1st lunar mansion of Hindu astrology

Aries constellation showing Ashivini

Ashvini (अश्विनी, ) is the first nakshatra (lunar mansion) in Indian astronomy, having a spread from 0°-0'-0" to 13°-20'. It corresponds to the head of Aries, including the stars β and γ Arietis, and possibly also α Arietis in the oldest versions of the asterism. Ashvini literally means "twin horse-man"; it is depicted as a horse's head and represents twin physician gods, the Ashvins. The name aśvinī is used by Varāhamihira (6th century).
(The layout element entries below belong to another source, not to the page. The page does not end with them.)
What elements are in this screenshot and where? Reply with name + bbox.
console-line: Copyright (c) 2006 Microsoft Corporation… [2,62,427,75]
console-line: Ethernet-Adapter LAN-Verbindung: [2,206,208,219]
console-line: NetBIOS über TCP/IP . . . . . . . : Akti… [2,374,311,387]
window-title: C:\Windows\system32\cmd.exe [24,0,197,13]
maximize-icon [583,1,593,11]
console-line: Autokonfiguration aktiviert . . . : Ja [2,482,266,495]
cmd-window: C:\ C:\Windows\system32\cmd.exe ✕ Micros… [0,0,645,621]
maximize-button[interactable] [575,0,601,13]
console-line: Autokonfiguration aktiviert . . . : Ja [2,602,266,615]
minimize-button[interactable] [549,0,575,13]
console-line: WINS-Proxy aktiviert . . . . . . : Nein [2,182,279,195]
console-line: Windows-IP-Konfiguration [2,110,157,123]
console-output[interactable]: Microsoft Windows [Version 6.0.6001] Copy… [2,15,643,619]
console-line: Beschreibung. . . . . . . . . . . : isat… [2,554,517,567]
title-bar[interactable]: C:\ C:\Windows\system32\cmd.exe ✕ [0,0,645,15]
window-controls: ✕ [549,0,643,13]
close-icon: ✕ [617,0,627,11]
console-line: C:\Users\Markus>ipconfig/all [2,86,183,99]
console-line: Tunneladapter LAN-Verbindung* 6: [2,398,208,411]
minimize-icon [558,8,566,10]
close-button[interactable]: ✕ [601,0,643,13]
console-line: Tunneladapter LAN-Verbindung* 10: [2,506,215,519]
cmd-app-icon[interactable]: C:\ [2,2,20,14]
The older name of the asterism, found in the Atharvaveda (AVS 19.7; in the dual) and in Pāṇini (4.3.36), was aśvayúja, "harnessing horses". This nakshatra belongs to Mesha Rasi.

==Astrology==
Ashvini is ruled by Ketu, the descending lunar node. In electional astrology, Ashvini is classified as a small constellation, meaning that it is believed to be advantageous to begin works of a precise or delicate nature while the moon is in Ashvini. Ashvini is ruled by the Ashvinas, the heavenly twin brother gods who served as physicians to the gods and goddesses. Ashvini is represented by the bee hive.

Traditional Indian names are determined by which pada (quarter) of a nakshatra the Ascendant was in at the time of birth. In the case of Ashvini, the given name would begin with the following syllables: Chu, Che, Cho, La.